192.168.10.1 - - [27/Aug/2016:17:38:00 +0000] "GET /index.html?08 HTTP/1.1" 200 612 "-" "curl/7.43.0"
192.168.10.1 - - [27/Aug/2016:17:39:00 +0000] "GET /index.html?09 HTTP/1.1" 200 612 "-" "curl/7.43.0"
192.168.10.1 - - [27/Aug/2016:17:40:00 +0000] "GET /index.html?10 HTTP/1.1" 200 612 "-" "curl/7.43.0"

This is the access log for slave_1.

192.168.10.2 - - [27/Aug/2016:17:31:00 +0000] "GET /index.html?01 HTTP/1.0" 200 612 "-" "curl/7.43.0"
192.168.10.2 - - [27/Aug/2016:17:33:00 +0000] "GET /index.html?03 HTTP/1.0" 200 612 "-" "curl/7.43.0"
192.168.10.2 - - [27/Aug/2016:17:35:01 +0000] "GET /index.html?05 HTTP/1.0" 200 612 "-" "curl/7.43.0"
192.168.10.2 - - [27/Aug/2016:17:37:00 +0000] "GET /index.html?07 HTTP/1.0" 200 612 "-" "curl/7.43.0"
192.168.10.2 - - [27/Aug/2016:17:39:00 +0000] "GET /index.html?09 HTTP/1.0" 200 612 "-" "curl/7.43.0"

And this is the access log for slave_2.

192.168.10.2 - - [27/Aug/2016:17:32:00 +0000] "GET /index.html?02 HTTP/1.0" 200 612 "-" "curl/7.43.0"
192.168.10.2 - - [27/Aug/2016:17:34:01 +0000] "GET /index.html?04 HTTP/1.0" 200 612 "-" "curl/7.43.0"
192.168.10.2 - - [27/Aug/2016:17:36:00 +0000] "GET /index.html?06 HTTP/1.0" 200 612 "-" "curl/7.43.0"
192.168.10.2 - - [27/Aug/2016:17:38:00 +0000] "GET /index.html?08 HTTP/1.0" 200 612 "-" "curl/7.43.0"
192.168.10.2 - - [27/Aug/2016:17:40:00 +0000] "GET /index.html?10 HTTP/1.0" 200 612 "-" "curl/7.43.0"

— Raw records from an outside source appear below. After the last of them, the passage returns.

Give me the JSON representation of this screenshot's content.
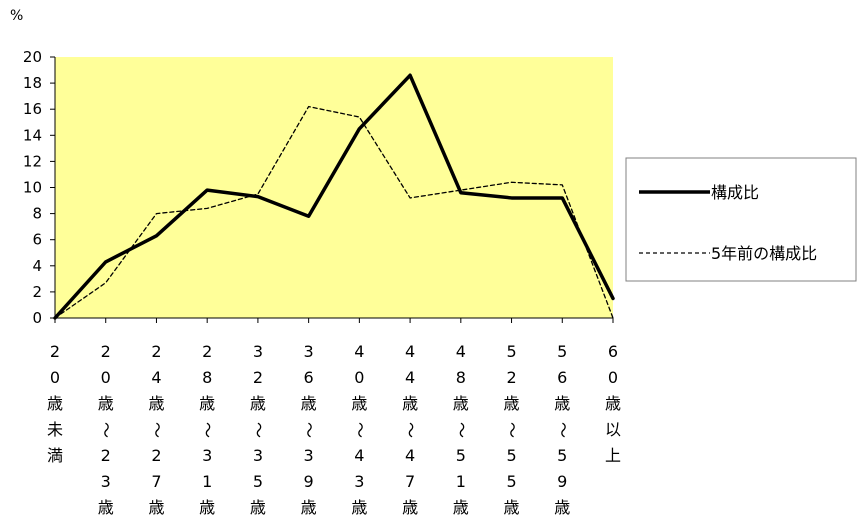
{
  "chart_data": {
    "type": "line",
    "title": "",
    "xlabel": "",
    "ylabel": "",
    "unit_label": "%",
    "categories": [
      "20歳未満",
      "20歳〜23歳",
      "24歳〜27歳",
      "28歳〜31歳",
      "32歳〜35歳",
      "36歳〜39歳",
      "40歳〜43歳",
      "44歳〜47歳",
      "48歳〜51歳",
      "52歳〜55歳",
      "56歳〜59歳",
      "60歳以上"
    ],
    "category_label_lines": [
      [
        "2",
        "0",
        "歳",
        "未",
        "満"
      ],
      [
        "2",
        "0",
        "歳",
        "∫",
        "2",
        "3",
        "歳"
      ],
      [
        "2",
        "4",
        "歳",
        "∫",
        "2",
        "7",
        "歳"
      ],
      [
        "2",
        "8",
        "歳",
        "∫",
        "3",
        "1",
        "歳"
      ],
      [
        "3",
        "2",
        "歳",
        "∫",
        "3",
        "5",
        "歳"
      ],
      [
        "3",
        "6",
        "歳",
        "∫",
        "3",
        "9",
        "歳"
      ],
      [
        "4",
        "0",
        "歳",
        "∫",
        "4",
        "3",
        "歳"
      ],
      [
        "4",
        "4",
        "歳",
        "∫",
        "4",
        "7",
        "歳"
      ],
      [
        "4",
        "8",
        "歳",
        "∫",
        "5",
        "1",
        "歳"
      ],
      [
        "5",
        "2",
        "歳",
        "∫",
        "5",
        "5",
        "歳"
      ],
      [
        "5",
        "6",
        "歳",
        "∫",
        "5",
        "9",
        "歳"
      ],
      [
        "6",
        "0",
        "歳",
        "以",
        "上"
      ]
    ],
    "series": [
      {
        "name": "構成比",
        "style": "solid",
        "values": [
          0,
          4.3,
          6.3,
          9.8,
          9.3,
          7.8,
          14.5,
          18.6,
          9.6,
          9.2,
          9.2,
          1.5
        ]
      },
      {
        "name": "5年前の構成比",
        "style": "dashed",
        "values": [
          0,
          2.7,
          8.0,
          8.4,
          9.5,
          16.2,
          15.4,
          9.2,
          9.8,
          10.4,
          10.2,
          0
        ]
      }
    ],
    "ylim": [
      0,
      20
    ],
    "yticks": [
      0,
      2,
      4,
      6,
      8,
      10,
      12,
      14,
      16,
      18,
      20
    ],
    "grid": false,
    "legend": "right",
    "colors": {
      "plot_background": "#ffff99",
      "line": "#000000"
    }
  }
}
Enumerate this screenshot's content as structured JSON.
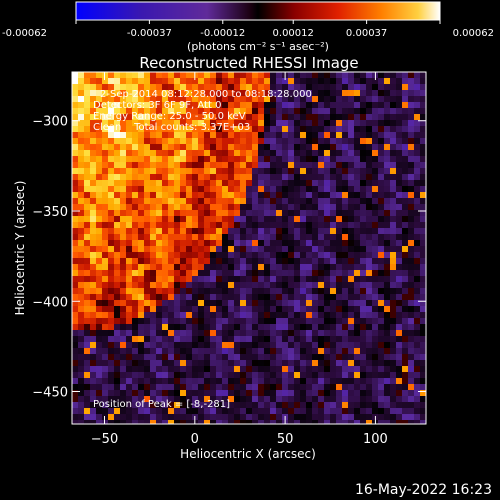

As you can clearly see, the requests were evenly distributed. One slave received all odd requests, the other all even requests. This is because of the round-robin method.

And that’s basic load balancing with Nginx.

What’s Next?

Try the above experiment with ip_hash. Just add ip_hash; to nginx.conf and restart the server. You should see all requests going to one server now, because the distribution is based on a hash of the client IP address.